Check out the recipe below, put on one of Cameron Foster’s tracks — maybe “Last Time” — and let Southern soul play in the background while your kitchen fills with the aroma of palm oil and spices.

Egusi Soup with Chicken Thighs
Yield: 4 servings
Ingredients
- 1½ lb chicken thighs (bone-in or boneless), cut into chunks
- 2 cups water (for cooking chicken)
- 1 cup ground egusi (melon seeds)
- ⅓ cup palm oil
- 1 small onion, chopped and divided
- 1 red bell pepper
- 1 Scotch bonnet
- 1 garlic clove
- 2 teaspoons chicken bouillon powder, divided
- Sea salt to taste
- 2 cups chopped spinach
- 1 package of pounded yam flour
Directions
- Season the chicken thighs with 1 teaspoon of bouillon powder, half of the chopped onion, and a small pinch of sea salt if preferred.
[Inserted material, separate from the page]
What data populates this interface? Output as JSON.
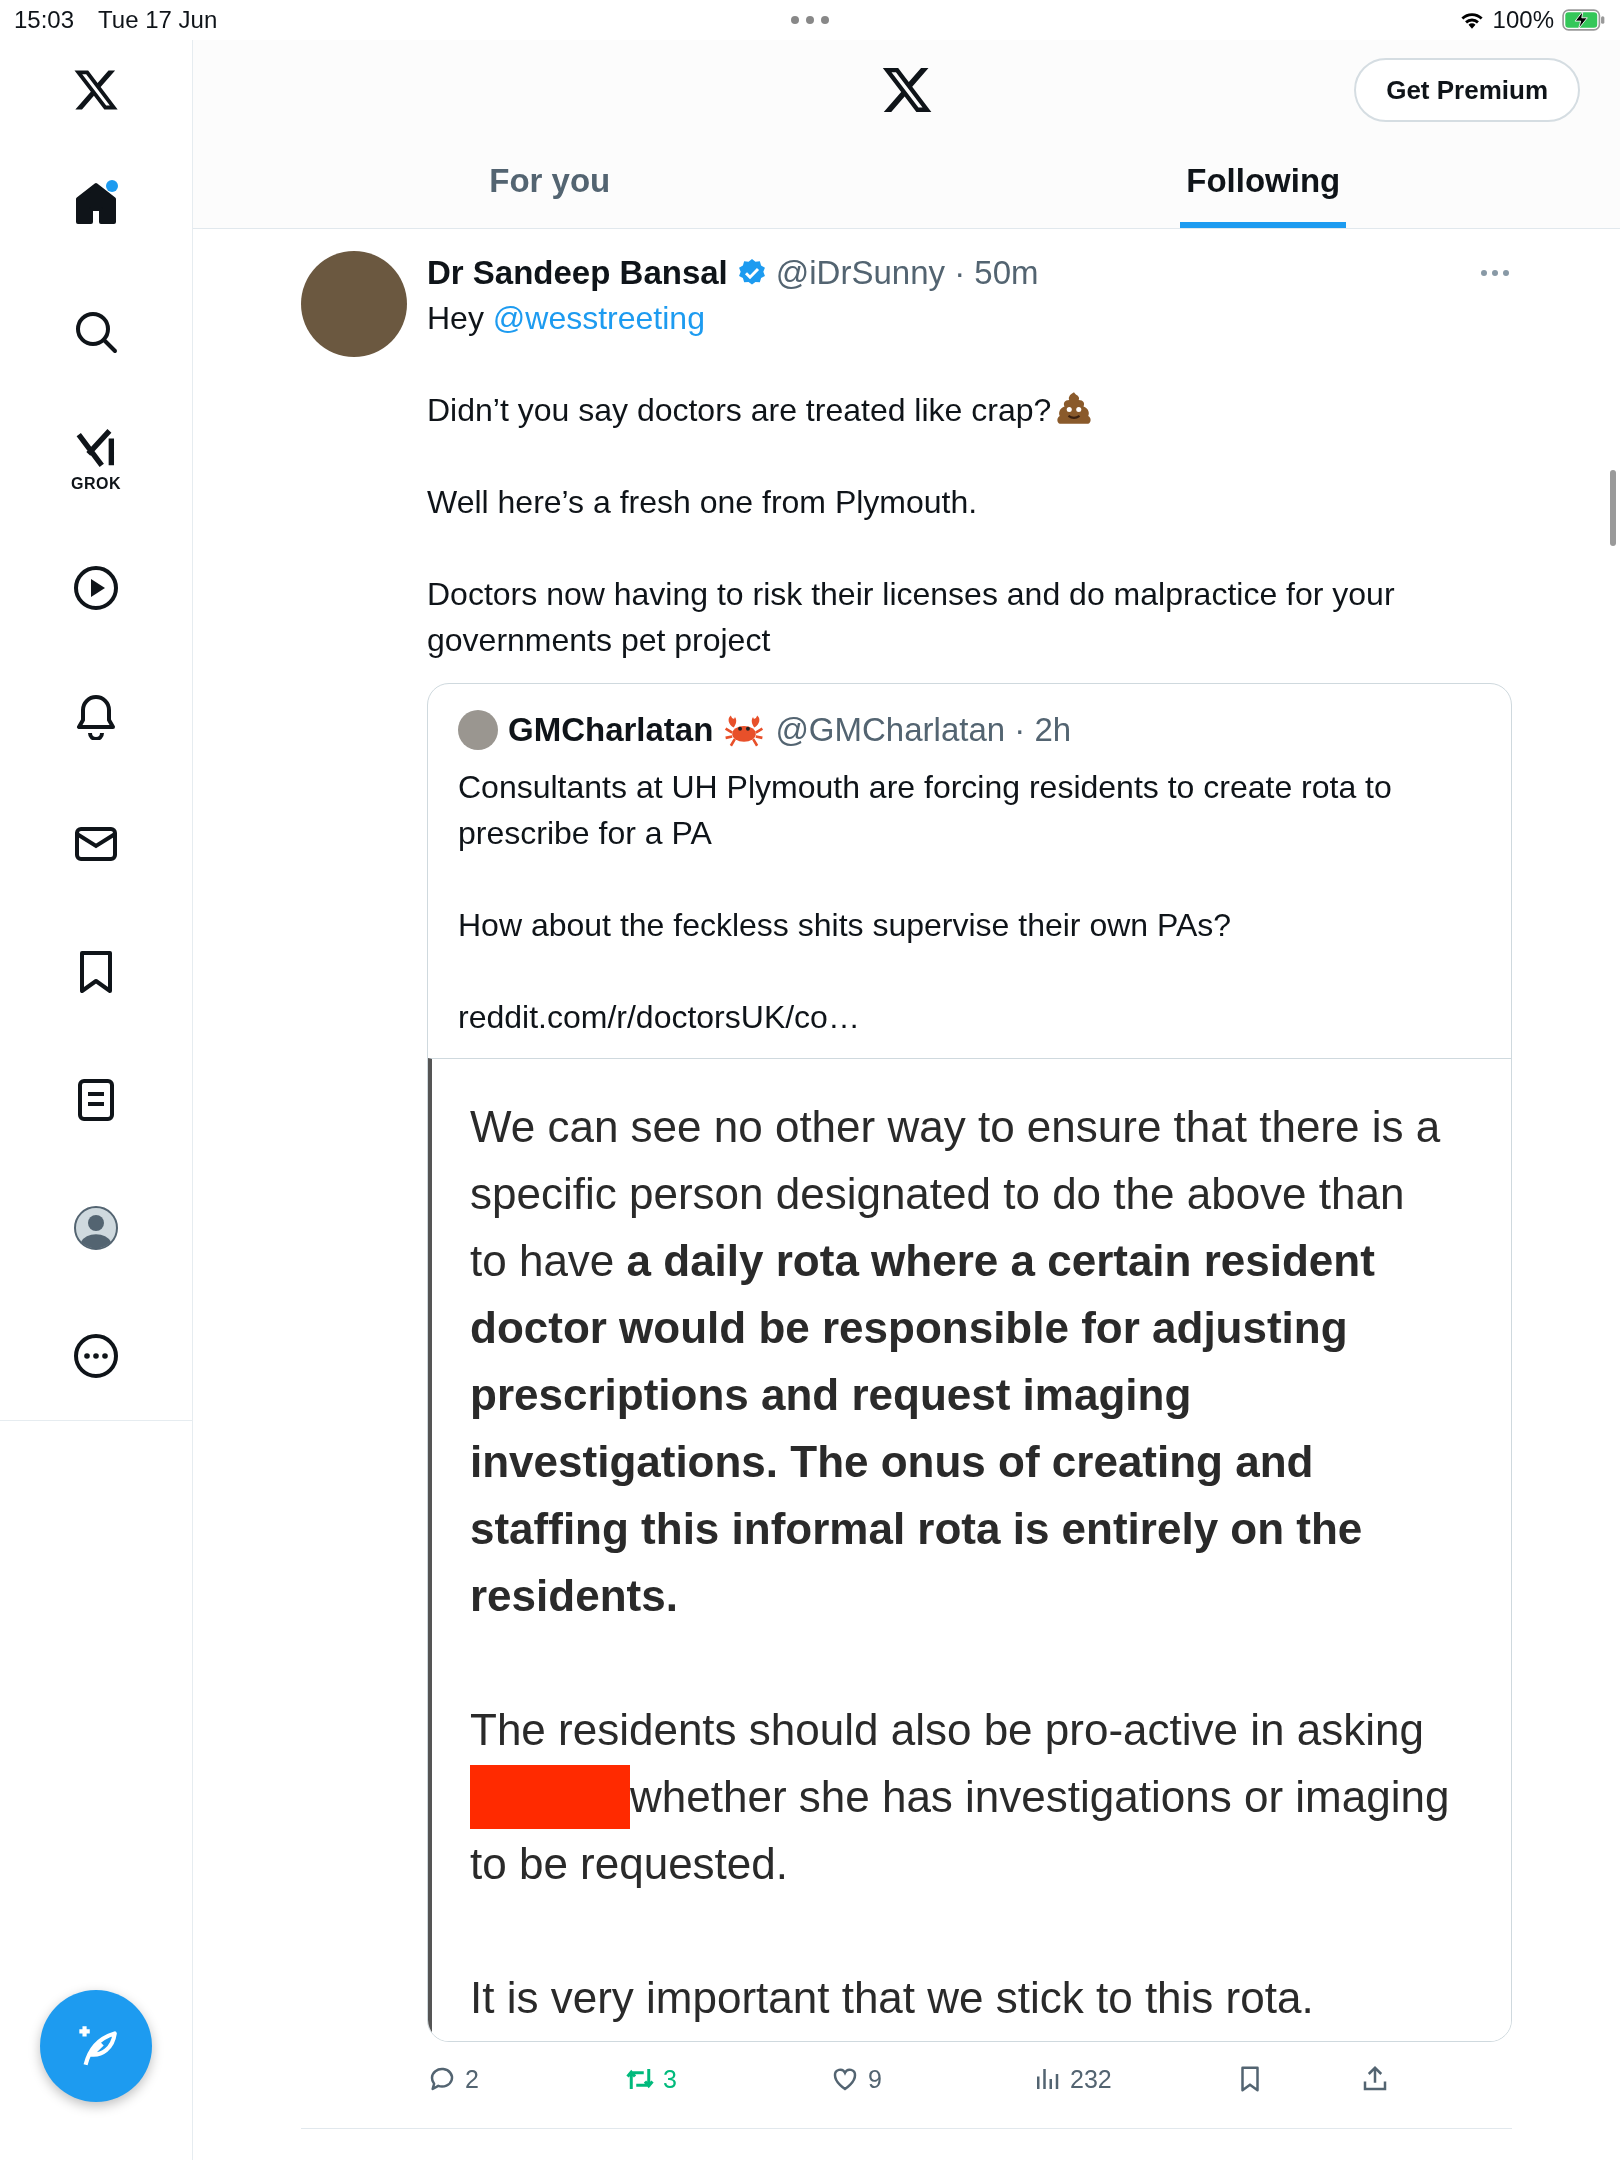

Add 2 cups of water and simmer for about 20 minutes, or until the chicken is tender. After cooking, reserve the stock and set the chicken aside.
- Blend the red bell pepper, Scotch bonnet, and garlic until smooth. Set the mixture aside.
- Heat the palm oil in a pot over medium heat. Add the remaining chopped onion and sauté for 2 to 3 minutes, until fragrant. Stir in the blended pepper mixture and cook for 6 to 8 minutes, allowing it to reduce slightly. The mixture is ready when the oil begins to separate and rise to the surface.
- In a bowl, mix the ground egusi with a small amount of water until it forms a thick paste similar in texture to hummus.
- Reduce the heat to medium-low and spoon the egusi paste into the sauce. Cook without stirring for 4 to 5 minutes to let the curds form, then gently stir to incorporate.
- Return the cooked chicken to the pot, adding 1½ to 2 cups of the reserved stock. Mix in the remaining teaspoon of bouillon powder. Let it simmer for approximately 8 minutes until the soup thickens and the flavors combine.
- Add the chopped spinach and cook for 2 to 3 minutes until it wilts. Taste and add more salt if needed.
- Prepare the pounded yam flour according to the package directions and keep it covered until ready to serve, as it dries out quickly. Serve hot and enjoy!